La fausse pensée stratégique “Nous allons nous concentrer sur notre core business” est ici une bêtise. Si mon entreprise a un besoin vital d’avoir du mail pour pouvoir fonctionner, c’est un besoin essentiel. Si l’écosystème existant n’est pas assez résilient et diversifié, alors ça devient un enjeu de “core business” que de contribuer à aplanir ces difficultés. Surtout si ça ne se traduit pas par un surcoût trop élevé.

7.2 Stratégie de sortie de VMware

Le sujet que nous allons regarder ici est celui de la dépendance à la solution vSphere de VMware. Il est apparu au grand jour à la suite du rachat de VMware par Broadcom, et du changement de modèle de licence, et de tarif, qui en a découlé.

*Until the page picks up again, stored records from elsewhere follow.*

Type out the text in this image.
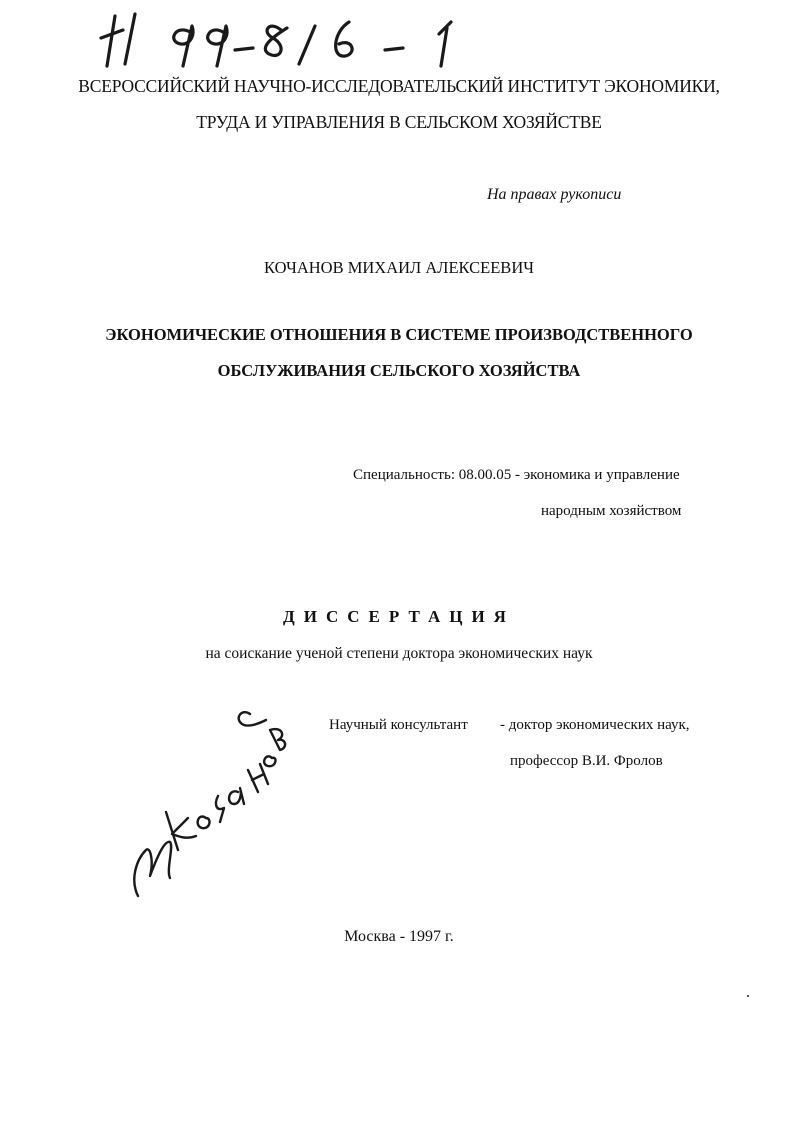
ВСЕРОССИЙСКИЙ НАУЧНО-ИССЛЕДОВАТЕЛЬСКИЙ ИНСТИТУТ ЭКОНОМИКИ,
ТРУДА И УПРАВЛЕНИЯ В СЕЛЬСКОМ ХОЗЯЙСТВЕ
На правах рукописи
КОЧАНОВ МИХАИЛ АЛЕКСЕЕВИЧ
ЭКОНОМИЧЕСКИЕ ОТНОШЕНИЯ В СИСТЕМЕ ПРОИЗВОДСТВЕННОГО
ОБСЛУЖИВАНИЯ СЕЛЬСКОГО ХОЗЯЙСТВА
Специальность: 08.00.05 - экономика и управление
народным хозяйством
ДИССЕРТАЦИЯ
на соискание ученой степени доктора экономических наук
Научный консультант - доктор экономических наук,
профессор В.И. Фролов
Москва - 1997 г.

VMware est le leader des solutions de virtualisation. C’est une brique essentielle dans l'hébergement des systèmes d’information sur les infrastructures internes, celle qui permet de gérer des machines virtuelles (VM) sur les machines physiques.

De nombreuses entreprises ont choisi de rationaliser leurs solutions de virtualisation autour de la seule et unique solution VMware pour tous leurs systèmes. Celle-ci est devenue au fil du temps en situation de quasi-monopole sur ce secteur d’activité, la quasi-totalité des grands acteurs économiques l’exploitent pour faire fonctionner leurs systèmes d’information.

La modification du modèle de licence et du prix (on parle de quelque chose comme 500% d’augmentation, sur des montants parfois en millions d’euros) a mis en évidence le problème : une dépendance forte à un fournisseur unique en situation de quasi-monopole, sur un modèle technique non-normalisé, et donc sans remplaçant immédiatement disponible sur étagère.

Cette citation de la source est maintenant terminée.